Tuesday, August 22, 2006

My Priority Shift

Labor Day is just around the corner and for the last 12 years, I've always made my way northward to visit and reconnect with family and friends at that time, and for the last 2 years, my honey-man was able to join me up north for Labor Day, but this year, he just won't be able to make it...

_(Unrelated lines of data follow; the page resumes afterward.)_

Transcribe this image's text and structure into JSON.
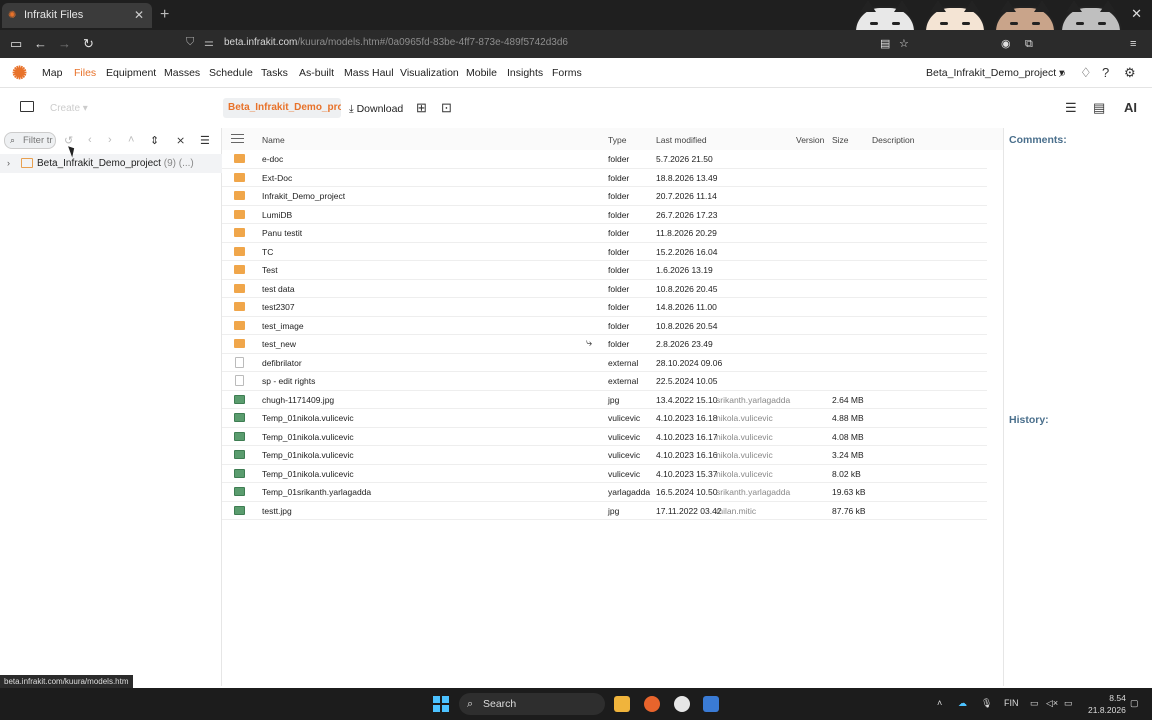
{
  "browser": {
    "tab_title": "Infrakit Files",
    "tab_close": "✕",
    "new_tab": "+",
    "window_close": "✕",
    "url_host": "beta.infrakit.com",
    "url_path": "/kuura/models.htm#/0a0965fd-83be-4ff7-873e-489f5742d3d6"
  },
  "appnav": {
    "items": [
      "Map",
      "Files",
      "Equipment",
      "Masses",
      "Schedule",
      "Tasks",
      "As-built",
      "Mass Haul",
      "Visualization",
      "Mobile",
      "Insights",
      "Forms"
    ],
    "active": "Files",
    "project": "Beta_Infrakit_Demo_project ▾"
  },
  "toolbar": {
    "create_label": "Create ▾",
    "breadcrumb": "Beta_Infrakit_Demo_pro...",
    "download_label": "Download",
    "ai_label": "AI"
  },
  "left_panel": {
    "filter_placeholder": "Filter tr",
    "tree": {
      "label": "Beta_Infrakit_Demo_project",
      "count": "(9) (...)"
    }
  },
  "table": {
    "columns": {
      "name": "Name",
      "type": "Type",
      "modified": "Last modified",
      "version": "Version",
      "size": "Size",
      "description": "Description"
    },
    "rows": [
      {
        "icon": "folder",
        "name": "e-doc",
        "type": "folder",
        "modified": "5.7.2026 21.50",
        "user": "",
        "size": ""
      },
      {
        "icon": "folder",
        "name": "Ext-Doc",
        "type": "folder",
        "modified": "18.8.2026 13.49",
        "user": "",
        "size": ""
      },
      {
        "icon": "folder",
        "name": "Infrakit_Demo_project",
        "type": "folder",
        "modified": "20.7.2026 11.14",
        "user": "",
        "size": ""
      },
      {
        "icon": "folder",
        "name": "LumiDB",
        "type": "folder",
        "modified": "26.7.2026 17.23",
        "user": "",
        "size": ""
      },
      {
        "icon": "folder",
        "name": "Panu testit",
        "type": "folder",
        "modified": "11.8.2026 20.29",
        "user": "",
        "size": ""
      },
      {
        "icon": "folder",
        "name": "TC",
        "type": "folder",
        "modified": "15.2.2026 16.04",
        "user": "",
        "size": ""
      },
      {
        "icon": "folder",
        "name": "Test",
        "type": "folder",
        "modified": "1.6.2026 13.19",
        "user": "",
        "size": ""
      },
      {
        "icon": "folder",
        "name": "test data",
        "type": "folder",
        "modified": "10.8.2026 20.45",
        "user": "",
        "size": ""
      },
      {
        "icon": "folder",
        "name": "test2307",
        "type": "folder",
        "modified": "14.8.2026 11.00",
        "user": "",
        "size": ""
      },
      {
        "icon": "folder",
        "name": "test_image",
        "type": "folder",
        "modified": "10.8.2026 20.54",
        "user": "",
        "size": ""
      },
      {
        "icon": "folder",
        "name": "test_new",
        "type": "folder",
        "modified": "2.8.2026 23.49",
        "user": "",
        "size": ""
      },
      {
        "icon": "external",
        "name": "defibrilator",
        "type": "external",
        "modified": "28.10.2024 09.06",
        "user": "",
        "size": ""
      },
      {
        "icon": "external",
        "name": "sp - edit rights",
        "type": "external",
        "modified": "22.5.2024 10.05",
        "user": "",
        "size": ""
      },
      {
        "icon": "image",
        "name": "chugh-1171409.jpg",
        "type": "jpg",
        "modified": "13.4.2022 15.10",
        "user": "srikanth.yarlagadda",
        "size": "2.64 MB"
      },
      {
        "icon": "image",
        "name": "Temp_01nikola.vulicevic",
        "type": "vulicevic",
        "modified": "4.10.2023 16.18",
        "user": "nikola.vulicevic",
        "size": "4.88 MB"
      },
      {
        "icon": "image",
        "name": "Temp_01nikola.vulicevic",
        "type": "vulicevic",
        "modified": "4.10.2023 16.17",
        "user": "nikola.vulicevic",
        "size": "4.08 MB"
      },
      {
        "icon": "image",
        "name": "Temp_01nikola.vulicevic",
        "type": "vulicevic",
        "modified": "4.10.2023 16.16",
        "user": "nikola.vulicevic",
        "size": "3.24 MB"
      },
      {
        "icon": "image",
        "name": "Temp_01nikola.vulicevic",
        "type": "vulicevic",
        "modified": "4.10.2023 15.37",
        "user": "nikola.vulicevic",
        "size": "8.02 kB"
      },
      {
        "icon": "image",
        "name": "Temp_01srikanth.yarlagadda",
        "type": "yarlagadda",
        "modified": "16.5.2024 10.50",
        "user": "srikanth.yarlagadda",
        "size": "19.63 kB"
      },
      {
        "icon": "image",
        "name": "testt.jpg",
        "type": "jpg",
        "modified": "17.11.2022 03.42",
        "user": "milan.mitic",
        "size": "87.76 kB"
      }
    ]
  },
  "right_panel": {
    "comments": "Comments:",
    "history": "History:"
  },
  "status_url": "beta.infrakit.com/kuura/models.htm",
  "taskbar": {
    "search_label": "Search",
    "language": "FIN",
    "time": "8.54",
    "date": "21.8.2026"
  },
  "colors": {
    "accent": "#e8722a",
    "folder": "#f0a64a",
    "panel_title": "#4a6f8c"
  }
}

Before I met my honey-man, I happily trekked north on my own, all by myself, and did so sometimes 6 or 8 times in a year. Sometimes twice in one month. No exaggeration. Whenever I had a 3-day weekend (I've got 11 paid holidays a year, baby! plus 3 wks of annual leave), I'd take a personal day or 2 or 3 and either make my way north for a 4 or 5-day family visit or plan a trip somewhere - - San Francisco, Washington D.C., Laguna Beach, San Diego, New Orleans, or glorious Cedar Rapids, IA... The point is, if I had a chance to leave Vegas, I did. But more often than not, holidays were almost always reserved for northbound trips to Utah/ Idaho. Labor Day in particular has always been a time set aside for a family trip... And until I met my honey-man and his darling angel boy-O, the 4th of July had also been designated for a family visit up north. Well, I've spent my last two Independence Day vacations in L.A., celebrating an entirely different, more important 'holiday' ~ the angel boy-O's birthday... a priority shift.

For the last 2 years, I've spent most of my 11 paid holidays in L.A. - all of 'em, but the big biggies, Xmas, Thanksgiving, New Years. At the same time, for nearly 2 years, I was enrolled in a graduate program on a full-time basis while working full-time, but whenever a 3-day weekend rolled around, I was off to L.A. to see mah Cali boys... a priority shift.

Well, this Labor Day, even with my father's family, who will all be in Yellowstone, calling my name from afar, and with 4 baby Bear Lakers also beckoning me, I'll be going to L.A. to see my Cali boys... a priority shift. This time it's harder though. I only made it to Utah/ Idaho for Memorial Day this year for barely a 5-day visit, and I haven't yet had a 2nd trip north, and don't know when I will, if at all this year. It wouldn't be a big deal if I knew I'd have the chance to go again soon, but I honestly don't know when I'll get to go again. Thanksgiving? Christmas? New Years? I don't know where I'll be. And even if I could hope/assume that I'll be in L.A. by then, who knows if a new job will allow me any leave time. And if a new job would offer some leave time eventually, I will no longer be just 6 hrs away from those I love and miss so very much = No more evening drives to Salt Lake = No more 3 or 4-day weekends up north = Makes me very sad. Yet, whenever I have the chance to leave work, to leave Vegas, my heart tugs me more in the direction towards L.A. - - a priority shift.

My honey man's former spouse is a fellow Utahn (sp?) by birth and she recently spent a good stretch of time amongst her family in Ootah -- [SEMI-RELATED TANGENT: Before Wendy left L.A. with her beau and the angel boy-O in tow, I had wished I could hitch a ride with them... "Just swing by the Tropicana exit and I'll grab hold of the bumper!" my heart pleaded silently, while I imagined them passing Vegas on their way northbound... END OF TANGENT.] She's going to have to give me some really good pointers as to how she handles the so few and far between visits home, being so far away from her family, because the last 2 years have been rough for me, despite the joy of my honey-man's love and the angel boy-O's sweetness.

My priorities have certainly shifted, yes, but my heart hurts, having not seen my cousin's twin baby girls since March of last year when they came to Vegas, nor in 2 years' time have I gone wake boarding on the Bear Lake with cousins hollaring and laughing as Kyle's tossed over the side of the boat again... and again... And my cousins with their growing babies? Four babies who don't know who I am. Makes me very sad.

3 comments:

san said...

Will it help to let you know that I understand your situation SO WELL?
My family will be a 11-hour flight away soon, but I'll still go and live with my man in LA...
there are always good reasons to do what you have to do ;) and there will be time with family... I am sure!

Elizabeth said...

Yeah, that is hard. I encountered the same problem. You just have to hope they adjust.

Ern said...

It's the hardest part of marriage, I think, that tug back and forth between new family and old family. I'm sorry it's tugging at your heart.